Münster/Dortmund. Zehn Jahre nach der Rahmenempfehlung „Behandlungspflege in stationären Einrichtungen der Behindertenhilfe“ für Nordrhein-Westfalen und sieben Jahre nach der Entwicklung der „Leitlinien für stationäre Einrichtungen“ für den Bund zogen fünf der sechs nordrhein-westfälischen Fachverbände, Arbeiterwohlfahrt, Caritas, Paritätischer, Deutsches Rotes Kreuz und die Diakonie, auf der gemeinsamen Fachtagung „Teilhabe ist möglich – Pflege für Menschen in stationären Einrichtungen der Eingliederungshilfe“ mit rund 250 Teilnehmern in Dortmund Bilanz.
Damit Menschen mit Behinderung am gesellschaftlichen Leben teilhaben können, ist die Pflege ein wichtiger Bestandteil der Eingliederungshilfe. Bedingt durch historische Ereignisse sammelt die Behindertenhilfe erst jetzt Erfahrungen in der Pflege von Menschen mit Behinderung im Alter und sichert so ihre Teilhabe. „Wir sollten mit den regionalen Anbietern der Altenpflege zusammenarbeiten und uns austauschen“, sagte Prof. Dr. Sabine Schäper, Theologin und Sozialpädagogin von der Katholischen Hochschule NRW Münster. Für eine „sinnvolle Sache“ hält sie die Entwicklung von eigenen Expertenstandards für die Pflege in Einrichtungen der Eingliederungshilfe.
Eine zukünftige Herausforderung sieht Prof. Dr. Michael Seidel, ehemals Ärztlicher Direktor im Stiftungsbereich Bethel.regional der v. Bodelschwinghschen Stiftung Bethel, darin, die Eingliederungshilfe als Nachteilsausgleich für Menschen mit Behinderung zu sichern.

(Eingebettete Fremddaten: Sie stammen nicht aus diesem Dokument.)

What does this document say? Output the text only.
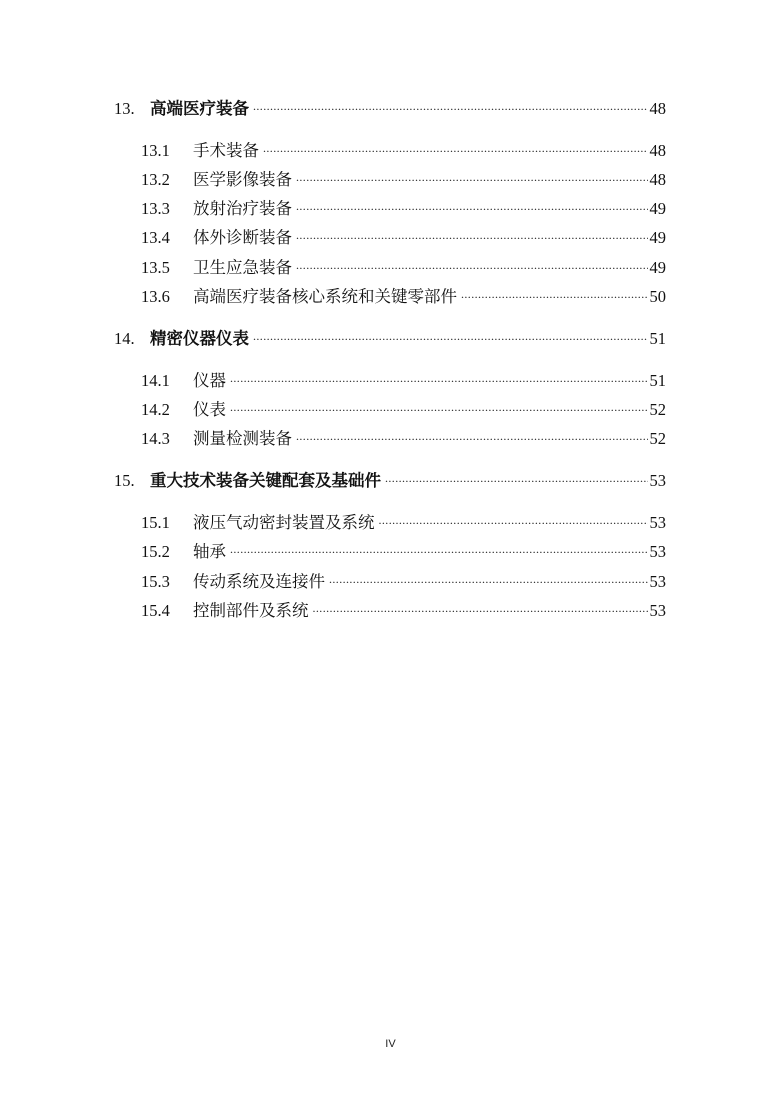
13. 高端医疗装备 .....	48
13.1	手术装备 .....	48
13.2	医学影像装备 .....	48
13.3	放射治疗装备 .....	49
13.4	体外诊断装备 .....	49
13.5	卫生应急装备 .....	49
13.6	高端医疗装备核心系统和关键零部件 .....	50
14. 精密仪器仪表 .....	51
14.1	仪器 .....	51
14.2	仪表 .....	52
14.3	测量检测装备 .....	52
15. 重大技术装备关键配套及基础件 .....	53
15.1	液压气动密封装置及系统 .....	53
15.2	轴承 .....	53
15.3	传动系统及连接件 .....	53
15.4	控制部件及系统 .....	53
IV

Die Fachanwältin für Sozialrecht Heike Brüning-Tyrell geht davon aus, dass im Bereich der Pflege durch das sich in Planung befindende Bundesteilhabegesetz und Pflegestärkungsgesetz II die Eingliederungshilfe nur noch als Fachleistung angesehen wird. Dadurch sei eine Modifizierung des § 43a SGB XI durch die Länder gefordert. „Abrechenbare Pflegeleistungen müssen auch in Einrichtungen der Eingliederungshilfe möglich gemacht werden“, so Brüning-Tyrell in ihrem Vortrag.

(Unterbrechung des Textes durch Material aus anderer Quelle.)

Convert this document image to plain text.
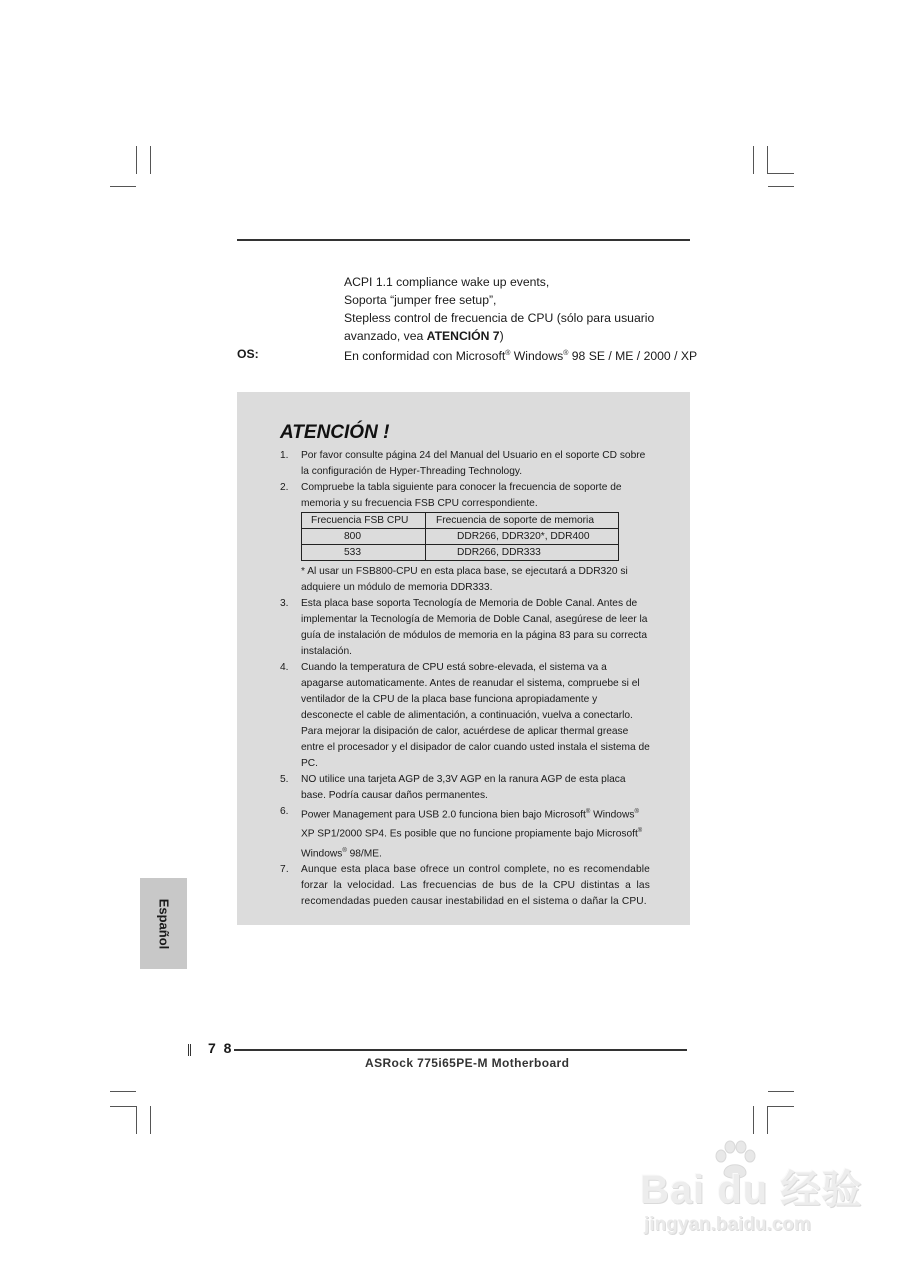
ACPI 1.1 compliance wake up events,
Soporta “jumper free setup”,
Stepless control de frecuencia de CPU (sólo para usuario
avanzado, vea ATENCIÓN 7)
OS:	En conformidad con Microsoft® Windows® 98 SE / ME / 2000 / XP
ATENCIÓN !
1. Por favor consulte página 24 del Manual del Usuario en el soporte CD sobre la configuración de Hyper-Threading Technology.
2. Compruebe la tabla siguiente para conocer la frecuencia de soporte de memoria y su frecuencia FSB CPU correspondiente.
Frecuencia FSB CPU	Frecuencia de soporte de memoria
800	DDR266, DDR320*, DDR400
533	DDR266, DDR333
* Al usar un FSB800-CPU en esta placa base, se ejecutará a DDR320 si adquiere un módulo de memoria DDR333.
3. Esta placa base soporta Tecnología de Memoria de Doble Canal. Antes de implementar la Tecnología de Memoria de Doble Canal, asegúrese de leer la guía de instalación de módulos de memoria en la página 83 para su correcta instalación.
4. Cuando la temperatura de CPU está sobre-elevada, el sistema va a apagarse automaticamente. Antes de reanudar el sistema, compruebe si el ventilador de la CPU de la placa base funciona apropiadamente y desconecte el cable de alimentación, a continuación, vuelva a conectarlo. Para mejorar la disipación de calor, acuérdese de aplicar thermal grease entre el procesador y el disipador de calor cuando usted instala el sistema de PC.
5. NO utilice una tarjeta AGP de 3,3V AGP en la ranura AGP de esta placa base. Podría causar daños permanentes.
6. Power Management para USB 2.0 funciona bien bajo Microsoft® Windows® XP SP1/2000 SP4. Es posible que no funcione propiamente bajo Microsoft® Windows® 98/ME.
7. Aunque esta placa base ofrece un control complete, no es recomendable forzar la velocidad. Las frecuencias de bus de la CPU distintas a las recomendadas pueden causar inestabilidad en el sistema o dañar la CPU.
Español
7 8
ASRock 775i65PE-M Motherboard
Bai du 经验
jingyan.baidu.com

Über die in Deutschland noch neue Disziplin Pflegewissenschaft informierte Pflegewissenschaftlerin Dr. Christine Riesner. Behindertenpädagogik und Pflegewissenschaft begegnen sich und haben durchaus gemeinsame Themen. Sie erklärte, Pflege in der Eingliederungshilfe sei zwar ein „altes Thema“, aber bedingt durch die UN-Behindertenrechtskonvention ist ein „Umdenken in der Ausbildung“ nötig. Pädagogische Konzepte müssen weiterentwickelt werden. „Vor allem die Heilpädagogik muss sich in der Arbeit mit alten Menschen weiterentwickeln“, sagte Riesner.
Teilhabe von Menschen mit Behinderung ist möglich, allerdings müssen Rahmenbedingungen im Sinne der UN-Behindertenrechtskonvention entsprechend gestaltet werden, das heißt Barrieren abgebaut und Zugangsvoraussetzungen zu allen Leistungen und Hilfen abgebaut werden.